Sounds like a complex process of developing immunity in the target culprit community, ultimately leading to a second state that's much worse than the first. Oh sorry, I forgot to say gee whizz - - -

Doug McCloy    
New Mexico  |  November, 03, 2011 at 06:44 PM

This parsite will have to be immune to Ivomec.

Joe Clark,DVM    
Cokorado  |  November, 04, 2011 at 12:27 AM

",harmless parasite " is an oxymoron. A parasite is an organism that lives entirely at the expence of the host.

Lynne Dzuba DVM    
USA  |  November, 06, 2011 at 12:12 PM

Parasite can be commensals whereby they do not harm their host and benefit by being within their host ... an example is the peritoneal parisite Setaria sp.

gotmilk    
pa  |  November, 22, 2011 at 02:49 PM

"Parasite" may mean virus or other agent that is manipulated to produce beneficial results while removing the ability to cause known disease.

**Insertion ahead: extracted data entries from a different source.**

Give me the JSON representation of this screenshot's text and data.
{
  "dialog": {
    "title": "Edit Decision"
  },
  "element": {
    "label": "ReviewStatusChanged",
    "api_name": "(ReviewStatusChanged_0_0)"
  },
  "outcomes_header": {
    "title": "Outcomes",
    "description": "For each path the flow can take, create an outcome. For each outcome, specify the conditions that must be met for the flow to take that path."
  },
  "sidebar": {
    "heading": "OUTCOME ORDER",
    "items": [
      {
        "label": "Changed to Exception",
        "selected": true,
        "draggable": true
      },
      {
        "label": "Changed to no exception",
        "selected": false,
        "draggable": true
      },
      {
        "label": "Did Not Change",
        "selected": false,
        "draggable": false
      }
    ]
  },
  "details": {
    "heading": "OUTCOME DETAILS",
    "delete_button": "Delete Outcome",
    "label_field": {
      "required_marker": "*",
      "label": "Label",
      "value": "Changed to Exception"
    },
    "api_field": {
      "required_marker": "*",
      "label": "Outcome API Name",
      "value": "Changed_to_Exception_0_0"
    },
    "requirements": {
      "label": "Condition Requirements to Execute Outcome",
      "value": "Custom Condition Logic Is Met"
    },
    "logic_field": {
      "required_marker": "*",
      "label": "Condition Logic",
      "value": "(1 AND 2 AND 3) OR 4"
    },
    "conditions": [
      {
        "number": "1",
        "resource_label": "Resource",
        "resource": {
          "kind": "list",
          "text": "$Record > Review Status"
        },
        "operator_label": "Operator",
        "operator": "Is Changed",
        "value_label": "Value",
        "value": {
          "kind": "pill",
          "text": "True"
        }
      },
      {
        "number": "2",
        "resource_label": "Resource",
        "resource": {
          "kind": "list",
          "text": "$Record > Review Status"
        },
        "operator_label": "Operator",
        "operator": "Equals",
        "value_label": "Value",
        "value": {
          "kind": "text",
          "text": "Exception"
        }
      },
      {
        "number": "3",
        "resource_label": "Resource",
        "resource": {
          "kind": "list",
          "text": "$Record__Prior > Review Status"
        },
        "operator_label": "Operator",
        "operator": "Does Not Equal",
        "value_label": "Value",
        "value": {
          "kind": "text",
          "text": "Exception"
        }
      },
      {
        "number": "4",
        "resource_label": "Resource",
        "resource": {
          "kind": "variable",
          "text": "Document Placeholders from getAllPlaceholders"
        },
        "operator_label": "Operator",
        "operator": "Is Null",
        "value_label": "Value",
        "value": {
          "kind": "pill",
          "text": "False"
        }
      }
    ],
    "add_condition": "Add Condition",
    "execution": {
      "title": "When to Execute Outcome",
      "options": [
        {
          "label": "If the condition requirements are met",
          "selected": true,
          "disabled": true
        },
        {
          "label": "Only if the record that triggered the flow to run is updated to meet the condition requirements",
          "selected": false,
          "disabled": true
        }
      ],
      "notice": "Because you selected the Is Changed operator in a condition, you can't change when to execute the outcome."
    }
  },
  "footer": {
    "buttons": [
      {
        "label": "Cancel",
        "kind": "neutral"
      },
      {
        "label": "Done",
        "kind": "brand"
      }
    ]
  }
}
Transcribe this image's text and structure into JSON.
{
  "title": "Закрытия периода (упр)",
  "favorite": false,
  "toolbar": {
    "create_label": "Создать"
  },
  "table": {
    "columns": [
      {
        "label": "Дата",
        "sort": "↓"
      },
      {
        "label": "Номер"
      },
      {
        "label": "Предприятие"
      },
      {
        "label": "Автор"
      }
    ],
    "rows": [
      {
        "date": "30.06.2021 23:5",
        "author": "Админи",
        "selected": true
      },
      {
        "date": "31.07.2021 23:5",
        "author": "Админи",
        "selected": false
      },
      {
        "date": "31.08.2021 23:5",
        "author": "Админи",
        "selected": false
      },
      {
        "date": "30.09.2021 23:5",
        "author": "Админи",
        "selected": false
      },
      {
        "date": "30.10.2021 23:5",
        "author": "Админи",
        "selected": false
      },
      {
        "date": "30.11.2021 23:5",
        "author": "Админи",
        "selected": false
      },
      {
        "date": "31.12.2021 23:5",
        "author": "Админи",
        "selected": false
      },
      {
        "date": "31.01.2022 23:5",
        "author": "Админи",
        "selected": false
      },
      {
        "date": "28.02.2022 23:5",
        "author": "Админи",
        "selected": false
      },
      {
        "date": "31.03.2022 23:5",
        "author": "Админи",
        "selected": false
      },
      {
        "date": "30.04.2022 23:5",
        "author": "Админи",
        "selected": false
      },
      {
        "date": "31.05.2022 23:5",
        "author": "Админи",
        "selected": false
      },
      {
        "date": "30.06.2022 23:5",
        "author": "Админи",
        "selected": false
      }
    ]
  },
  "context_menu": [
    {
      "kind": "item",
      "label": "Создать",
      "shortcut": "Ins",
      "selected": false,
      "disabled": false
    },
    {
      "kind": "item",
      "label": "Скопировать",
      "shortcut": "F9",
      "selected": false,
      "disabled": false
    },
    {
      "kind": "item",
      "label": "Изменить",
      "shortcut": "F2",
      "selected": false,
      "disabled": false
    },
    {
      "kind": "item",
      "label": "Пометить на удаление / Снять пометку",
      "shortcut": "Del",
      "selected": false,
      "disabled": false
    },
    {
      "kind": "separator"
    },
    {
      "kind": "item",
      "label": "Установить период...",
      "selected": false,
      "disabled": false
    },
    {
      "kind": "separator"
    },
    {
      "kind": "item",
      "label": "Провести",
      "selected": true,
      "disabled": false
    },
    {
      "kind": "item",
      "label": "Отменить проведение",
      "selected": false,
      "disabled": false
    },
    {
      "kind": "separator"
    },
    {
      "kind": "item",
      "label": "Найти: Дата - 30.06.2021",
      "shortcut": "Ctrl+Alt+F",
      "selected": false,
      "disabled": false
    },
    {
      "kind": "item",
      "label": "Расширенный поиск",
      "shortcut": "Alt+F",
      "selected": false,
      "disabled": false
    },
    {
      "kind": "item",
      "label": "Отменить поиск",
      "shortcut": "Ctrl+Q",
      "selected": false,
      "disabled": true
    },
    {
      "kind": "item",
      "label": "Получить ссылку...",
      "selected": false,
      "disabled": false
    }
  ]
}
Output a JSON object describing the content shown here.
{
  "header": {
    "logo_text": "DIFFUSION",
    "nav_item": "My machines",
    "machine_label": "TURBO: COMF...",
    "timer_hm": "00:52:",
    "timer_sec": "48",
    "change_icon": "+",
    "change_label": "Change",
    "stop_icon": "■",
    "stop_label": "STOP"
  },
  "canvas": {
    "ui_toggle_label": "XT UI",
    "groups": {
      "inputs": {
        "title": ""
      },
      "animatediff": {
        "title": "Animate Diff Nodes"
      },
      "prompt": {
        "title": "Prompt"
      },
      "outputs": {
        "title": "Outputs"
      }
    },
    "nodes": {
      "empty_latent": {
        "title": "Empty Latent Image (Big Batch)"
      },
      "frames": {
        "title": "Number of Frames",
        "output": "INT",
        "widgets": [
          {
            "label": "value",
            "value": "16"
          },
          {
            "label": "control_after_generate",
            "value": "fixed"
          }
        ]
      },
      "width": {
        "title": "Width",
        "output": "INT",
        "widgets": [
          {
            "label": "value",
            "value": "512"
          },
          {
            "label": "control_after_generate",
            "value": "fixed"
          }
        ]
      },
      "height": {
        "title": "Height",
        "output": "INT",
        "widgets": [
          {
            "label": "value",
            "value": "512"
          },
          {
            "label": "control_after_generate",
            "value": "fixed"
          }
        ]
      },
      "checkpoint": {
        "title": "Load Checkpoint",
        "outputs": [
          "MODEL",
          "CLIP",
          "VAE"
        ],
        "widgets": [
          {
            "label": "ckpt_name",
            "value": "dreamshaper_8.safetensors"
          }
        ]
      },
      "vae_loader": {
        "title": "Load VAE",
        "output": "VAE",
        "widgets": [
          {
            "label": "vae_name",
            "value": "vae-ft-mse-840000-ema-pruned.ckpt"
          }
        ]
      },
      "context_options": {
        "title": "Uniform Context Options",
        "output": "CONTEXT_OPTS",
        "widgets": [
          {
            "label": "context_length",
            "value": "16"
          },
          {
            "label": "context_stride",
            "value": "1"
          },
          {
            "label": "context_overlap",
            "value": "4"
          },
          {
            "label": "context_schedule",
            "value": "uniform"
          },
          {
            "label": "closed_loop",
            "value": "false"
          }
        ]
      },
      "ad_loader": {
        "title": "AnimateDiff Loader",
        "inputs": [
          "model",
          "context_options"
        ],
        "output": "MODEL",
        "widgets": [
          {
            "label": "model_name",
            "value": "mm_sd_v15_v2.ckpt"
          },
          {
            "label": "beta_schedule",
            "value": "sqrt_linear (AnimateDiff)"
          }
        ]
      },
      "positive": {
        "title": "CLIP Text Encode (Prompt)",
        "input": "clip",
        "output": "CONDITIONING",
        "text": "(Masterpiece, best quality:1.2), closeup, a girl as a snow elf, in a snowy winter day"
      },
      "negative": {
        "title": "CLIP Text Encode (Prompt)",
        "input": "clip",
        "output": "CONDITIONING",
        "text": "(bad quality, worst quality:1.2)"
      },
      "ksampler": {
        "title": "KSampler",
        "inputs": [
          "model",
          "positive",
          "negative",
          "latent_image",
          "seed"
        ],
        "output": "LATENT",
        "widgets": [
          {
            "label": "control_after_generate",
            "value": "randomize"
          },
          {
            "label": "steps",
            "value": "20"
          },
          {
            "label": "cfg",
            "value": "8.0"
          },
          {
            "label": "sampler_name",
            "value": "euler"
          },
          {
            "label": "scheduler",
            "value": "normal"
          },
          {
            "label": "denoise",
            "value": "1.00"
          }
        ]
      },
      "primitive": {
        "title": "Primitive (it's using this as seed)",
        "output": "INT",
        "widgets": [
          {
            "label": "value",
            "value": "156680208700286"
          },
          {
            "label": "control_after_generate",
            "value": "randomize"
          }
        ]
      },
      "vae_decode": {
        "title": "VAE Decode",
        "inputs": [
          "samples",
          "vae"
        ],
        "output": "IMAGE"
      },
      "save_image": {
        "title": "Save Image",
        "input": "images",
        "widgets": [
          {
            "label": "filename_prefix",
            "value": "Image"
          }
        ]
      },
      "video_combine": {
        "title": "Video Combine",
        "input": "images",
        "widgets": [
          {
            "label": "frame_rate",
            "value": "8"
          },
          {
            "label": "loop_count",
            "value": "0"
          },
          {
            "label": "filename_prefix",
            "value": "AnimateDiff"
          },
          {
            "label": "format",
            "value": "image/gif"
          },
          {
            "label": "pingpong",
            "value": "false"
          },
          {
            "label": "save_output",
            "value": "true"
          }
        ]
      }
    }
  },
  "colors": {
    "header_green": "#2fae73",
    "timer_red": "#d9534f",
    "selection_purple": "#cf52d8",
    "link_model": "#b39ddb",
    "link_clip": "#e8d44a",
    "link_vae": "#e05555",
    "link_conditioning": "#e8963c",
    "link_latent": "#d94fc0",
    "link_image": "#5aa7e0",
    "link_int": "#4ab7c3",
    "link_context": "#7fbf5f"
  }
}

Biotechnology is still in "toddler" years. Carol, Much more will need to be explored before anything can be put into practice in the market place. It sounds like this is in early development and research stages. Bitoech products like Posilac were researched for lose to 20 yrs with millions $ investment and safety studies before approved for practical application. Lets stick to good research and science, not science fiction. There could be tremendous beneficial applications developing from this technology which eventually could be used to cure human health conditions as well.